Ho visto questo orologio qualche giorno fa. Sembra che questi quadranti siano nati originariamente su casse in oro, ma esteticamente il quadrante è perfetto per un cronografo in acciaio. In pochi anni ho visto 4/5 modelli così e tutti hanno lievi imperfezioni ma sono buoni
thanks for getting this info.
what would be interesting to know is the case serial and reference for all the other existing examples and see if there are any patterns
Digging around a little on these, since I love them so much. It's too bad there's no UG archives pic, but again, the absence of that does not prove anything.
The two archives pics we have are for gold references, those were already posted at the start of this thread
Interesting to note that both have (thin) stick hands and both examples have short subdial hands (they only go to the edge of the white inner circle on the subdial, not to the outer edge of the full subdial).
In terms of examples I've seen online, many of them have (thin) stick hands, some have thicker (stick/very slight sword) hands, and there are a mix of both long and short subdial hands.
I have no idea what any of that suggests. If everyone that owns an example is willing to share their reference and serial, it would be interesting to note if they are all ref 22410 ?? and if the serials are clustered or not ??
On a side note, there's some additional writing on the 22410 archives pic.
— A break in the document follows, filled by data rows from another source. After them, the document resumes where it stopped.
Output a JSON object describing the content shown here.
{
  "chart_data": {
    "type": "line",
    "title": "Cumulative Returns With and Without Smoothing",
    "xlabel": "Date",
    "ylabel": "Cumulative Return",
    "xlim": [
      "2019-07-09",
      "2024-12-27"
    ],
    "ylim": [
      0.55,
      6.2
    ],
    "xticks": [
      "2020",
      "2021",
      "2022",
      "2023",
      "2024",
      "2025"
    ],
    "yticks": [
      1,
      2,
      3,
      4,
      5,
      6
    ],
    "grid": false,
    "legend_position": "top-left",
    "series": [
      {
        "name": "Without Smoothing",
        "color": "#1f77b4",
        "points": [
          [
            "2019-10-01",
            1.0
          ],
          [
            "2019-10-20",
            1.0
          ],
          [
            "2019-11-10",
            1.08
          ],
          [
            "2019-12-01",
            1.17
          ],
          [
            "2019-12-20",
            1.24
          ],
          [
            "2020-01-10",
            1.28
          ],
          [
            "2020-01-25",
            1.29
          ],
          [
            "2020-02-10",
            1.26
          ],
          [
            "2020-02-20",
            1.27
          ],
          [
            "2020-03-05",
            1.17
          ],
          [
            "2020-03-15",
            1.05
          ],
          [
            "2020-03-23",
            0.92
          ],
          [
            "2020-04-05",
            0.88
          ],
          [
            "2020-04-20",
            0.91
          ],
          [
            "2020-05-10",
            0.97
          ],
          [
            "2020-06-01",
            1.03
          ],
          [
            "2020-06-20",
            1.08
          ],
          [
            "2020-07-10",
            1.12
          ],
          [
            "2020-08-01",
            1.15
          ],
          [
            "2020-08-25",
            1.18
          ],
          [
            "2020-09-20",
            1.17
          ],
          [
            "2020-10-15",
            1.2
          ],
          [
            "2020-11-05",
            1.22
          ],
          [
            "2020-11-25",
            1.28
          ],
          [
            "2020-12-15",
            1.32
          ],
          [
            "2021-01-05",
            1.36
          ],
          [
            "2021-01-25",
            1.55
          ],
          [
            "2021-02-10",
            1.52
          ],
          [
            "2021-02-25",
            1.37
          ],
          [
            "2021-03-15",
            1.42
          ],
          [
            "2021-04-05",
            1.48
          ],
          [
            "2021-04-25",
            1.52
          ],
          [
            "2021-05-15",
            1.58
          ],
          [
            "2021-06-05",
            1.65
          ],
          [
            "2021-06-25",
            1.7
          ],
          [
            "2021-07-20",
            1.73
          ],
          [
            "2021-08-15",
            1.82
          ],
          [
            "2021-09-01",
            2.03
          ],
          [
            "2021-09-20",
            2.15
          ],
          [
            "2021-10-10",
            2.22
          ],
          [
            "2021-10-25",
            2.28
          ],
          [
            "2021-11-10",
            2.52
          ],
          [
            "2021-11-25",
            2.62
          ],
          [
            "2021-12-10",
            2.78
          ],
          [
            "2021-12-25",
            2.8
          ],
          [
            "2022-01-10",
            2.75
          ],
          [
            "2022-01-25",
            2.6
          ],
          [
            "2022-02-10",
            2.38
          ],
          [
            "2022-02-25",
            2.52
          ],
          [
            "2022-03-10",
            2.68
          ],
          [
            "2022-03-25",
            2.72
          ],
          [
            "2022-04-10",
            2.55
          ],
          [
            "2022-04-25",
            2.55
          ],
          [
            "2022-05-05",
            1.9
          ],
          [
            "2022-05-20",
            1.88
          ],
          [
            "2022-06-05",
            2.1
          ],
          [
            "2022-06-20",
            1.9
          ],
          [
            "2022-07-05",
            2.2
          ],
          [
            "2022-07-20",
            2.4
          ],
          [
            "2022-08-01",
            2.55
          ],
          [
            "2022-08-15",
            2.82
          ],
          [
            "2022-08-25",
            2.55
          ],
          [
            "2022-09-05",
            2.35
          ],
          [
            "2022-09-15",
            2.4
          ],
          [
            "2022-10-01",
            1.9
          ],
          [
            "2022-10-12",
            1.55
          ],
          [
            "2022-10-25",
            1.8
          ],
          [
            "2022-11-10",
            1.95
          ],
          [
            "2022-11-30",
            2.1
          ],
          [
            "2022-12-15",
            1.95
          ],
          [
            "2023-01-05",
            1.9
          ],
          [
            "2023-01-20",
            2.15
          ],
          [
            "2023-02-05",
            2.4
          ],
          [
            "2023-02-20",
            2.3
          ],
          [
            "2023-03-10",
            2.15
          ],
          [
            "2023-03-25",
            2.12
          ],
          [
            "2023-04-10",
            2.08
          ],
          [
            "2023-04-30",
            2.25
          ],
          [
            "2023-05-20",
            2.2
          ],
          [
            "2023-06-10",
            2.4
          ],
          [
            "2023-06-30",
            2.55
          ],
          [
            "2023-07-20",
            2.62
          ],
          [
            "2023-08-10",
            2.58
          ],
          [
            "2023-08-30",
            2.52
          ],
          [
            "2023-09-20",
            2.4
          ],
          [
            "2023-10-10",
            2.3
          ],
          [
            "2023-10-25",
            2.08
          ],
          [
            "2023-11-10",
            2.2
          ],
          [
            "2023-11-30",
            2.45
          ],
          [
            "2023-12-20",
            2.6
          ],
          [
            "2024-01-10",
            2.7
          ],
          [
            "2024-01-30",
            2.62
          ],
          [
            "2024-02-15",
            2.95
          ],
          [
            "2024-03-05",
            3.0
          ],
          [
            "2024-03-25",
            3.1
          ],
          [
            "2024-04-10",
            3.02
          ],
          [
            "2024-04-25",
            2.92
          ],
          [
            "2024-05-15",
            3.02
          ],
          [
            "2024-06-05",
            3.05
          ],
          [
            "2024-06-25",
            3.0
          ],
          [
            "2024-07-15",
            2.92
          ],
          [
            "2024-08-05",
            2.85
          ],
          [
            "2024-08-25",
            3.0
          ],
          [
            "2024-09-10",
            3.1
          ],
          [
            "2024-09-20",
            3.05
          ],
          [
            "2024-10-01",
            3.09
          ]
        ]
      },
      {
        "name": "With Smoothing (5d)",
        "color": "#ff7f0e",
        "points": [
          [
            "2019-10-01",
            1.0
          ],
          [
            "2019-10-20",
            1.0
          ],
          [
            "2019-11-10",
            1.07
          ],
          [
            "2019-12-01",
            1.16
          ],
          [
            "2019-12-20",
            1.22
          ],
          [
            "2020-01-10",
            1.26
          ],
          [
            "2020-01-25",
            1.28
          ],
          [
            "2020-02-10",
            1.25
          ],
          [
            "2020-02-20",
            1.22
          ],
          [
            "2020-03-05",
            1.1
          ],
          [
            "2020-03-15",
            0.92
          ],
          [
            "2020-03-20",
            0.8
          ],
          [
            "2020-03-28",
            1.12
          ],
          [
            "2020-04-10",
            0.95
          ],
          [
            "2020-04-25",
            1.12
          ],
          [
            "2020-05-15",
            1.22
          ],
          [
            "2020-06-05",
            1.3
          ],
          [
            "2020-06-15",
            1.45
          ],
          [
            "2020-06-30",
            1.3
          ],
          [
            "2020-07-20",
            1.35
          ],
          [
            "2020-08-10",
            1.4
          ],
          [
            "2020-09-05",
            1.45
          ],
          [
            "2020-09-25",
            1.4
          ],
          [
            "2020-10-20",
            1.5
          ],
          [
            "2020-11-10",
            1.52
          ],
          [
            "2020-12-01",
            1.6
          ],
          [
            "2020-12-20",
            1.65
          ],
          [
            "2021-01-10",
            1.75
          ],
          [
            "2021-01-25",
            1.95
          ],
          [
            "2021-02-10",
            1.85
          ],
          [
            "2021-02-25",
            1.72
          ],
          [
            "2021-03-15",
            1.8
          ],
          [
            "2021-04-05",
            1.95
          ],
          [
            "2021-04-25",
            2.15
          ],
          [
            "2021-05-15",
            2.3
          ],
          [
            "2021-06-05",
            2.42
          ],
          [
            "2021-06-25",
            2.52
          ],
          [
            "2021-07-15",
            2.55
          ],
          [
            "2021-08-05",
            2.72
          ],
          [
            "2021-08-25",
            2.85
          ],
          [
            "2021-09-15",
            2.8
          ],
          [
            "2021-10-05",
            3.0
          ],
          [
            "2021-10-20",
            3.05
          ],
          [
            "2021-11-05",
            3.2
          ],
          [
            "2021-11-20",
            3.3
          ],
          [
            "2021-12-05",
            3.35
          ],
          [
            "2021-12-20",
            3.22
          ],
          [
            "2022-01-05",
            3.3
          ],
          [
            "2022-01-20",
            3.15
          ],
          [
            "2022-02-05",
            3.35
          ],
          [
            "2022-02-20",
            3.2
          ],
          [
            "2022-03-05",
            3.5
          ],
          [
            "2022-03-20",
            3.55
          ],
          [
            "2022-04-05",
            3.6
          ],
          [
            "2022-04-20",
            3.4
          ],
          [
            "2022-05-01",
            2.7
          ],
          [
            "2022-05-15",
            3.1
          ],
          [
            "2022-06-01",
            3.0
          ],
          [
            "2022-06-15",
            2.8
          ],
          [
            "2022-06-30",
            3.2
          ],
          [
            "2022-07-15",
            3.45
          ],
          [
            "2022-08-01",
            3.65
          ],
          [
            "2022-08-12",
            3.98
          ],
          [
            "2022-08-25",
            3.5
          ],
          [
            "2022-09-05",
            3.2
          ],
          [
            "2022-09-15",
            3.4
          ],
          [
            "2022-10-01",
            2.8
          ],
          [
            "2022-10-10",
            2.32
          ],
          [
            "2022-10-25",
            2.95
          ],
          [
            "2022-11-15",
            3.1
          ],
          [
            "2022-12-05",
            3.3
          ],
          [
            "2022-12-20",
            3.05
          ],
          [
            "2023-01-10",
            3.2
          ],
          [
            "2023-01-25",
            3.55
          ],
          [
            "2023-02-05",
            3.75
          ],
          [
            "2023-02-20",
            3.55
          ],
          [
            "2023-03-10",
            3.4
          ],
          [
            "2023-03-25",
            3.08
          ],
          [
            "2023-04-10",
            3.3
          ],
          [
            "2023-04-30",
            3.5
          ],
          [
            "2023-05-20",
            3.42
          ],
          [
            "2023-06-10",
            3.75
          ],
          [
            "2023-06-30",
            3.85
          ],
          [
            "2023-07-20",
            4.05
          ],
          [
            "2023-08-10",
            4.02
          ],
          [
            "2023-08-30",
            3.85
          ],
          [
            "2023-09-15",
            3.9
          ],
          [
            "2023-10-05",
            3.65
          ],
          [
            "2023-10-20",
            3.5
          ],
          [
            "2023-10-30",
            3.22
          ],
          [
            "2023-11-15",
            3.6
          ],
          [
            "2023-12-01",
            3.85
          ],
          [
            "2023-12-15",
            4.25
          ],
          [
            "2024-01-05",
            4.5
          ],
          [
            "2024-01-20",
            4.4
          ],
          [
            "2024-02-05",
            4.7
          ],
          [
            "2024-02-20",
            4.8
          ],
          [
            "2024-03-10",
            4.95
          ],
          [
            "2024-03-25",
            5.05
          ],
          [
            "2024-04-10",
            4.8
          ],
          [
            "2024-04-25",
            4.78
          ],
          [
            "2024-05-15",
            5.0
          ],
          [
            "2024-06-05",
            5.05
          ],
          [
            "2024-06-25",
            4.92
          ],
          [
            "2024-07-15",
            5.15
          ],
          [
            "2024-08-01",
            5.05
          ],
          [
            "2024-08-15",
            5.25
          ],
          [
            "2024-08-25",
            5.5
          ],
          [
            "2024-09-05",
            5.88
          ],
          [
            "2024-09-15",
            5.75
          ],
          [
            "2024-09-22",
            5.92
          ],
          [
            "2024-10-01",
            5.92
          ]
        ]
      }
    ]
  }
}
I cannot read it well enough to try and translate. Anyone else? Also I wonder why it says USA ?
Lastly, there appears to be another spillman case reference 22499.
Are these both identical Spillman cases, and if so, it is normal to have two different reference numbers for the same case in the same model line?
It's amazing that every example that has surfaced is in such pristine condition, compared to the hundreds or thousands of similarly aged UGs whose dials show the serious effects of time/age. What are the odds of that?
From what I know in talking to previous owners /dealers from where these watches surfaced - these prototype dials were sent to top Universal Geneve dealers of the time to test the market and saleability. They didnt gain traction and hence were never put into a full production at this size. Now we find them extremely desirable. Amazing how time changes.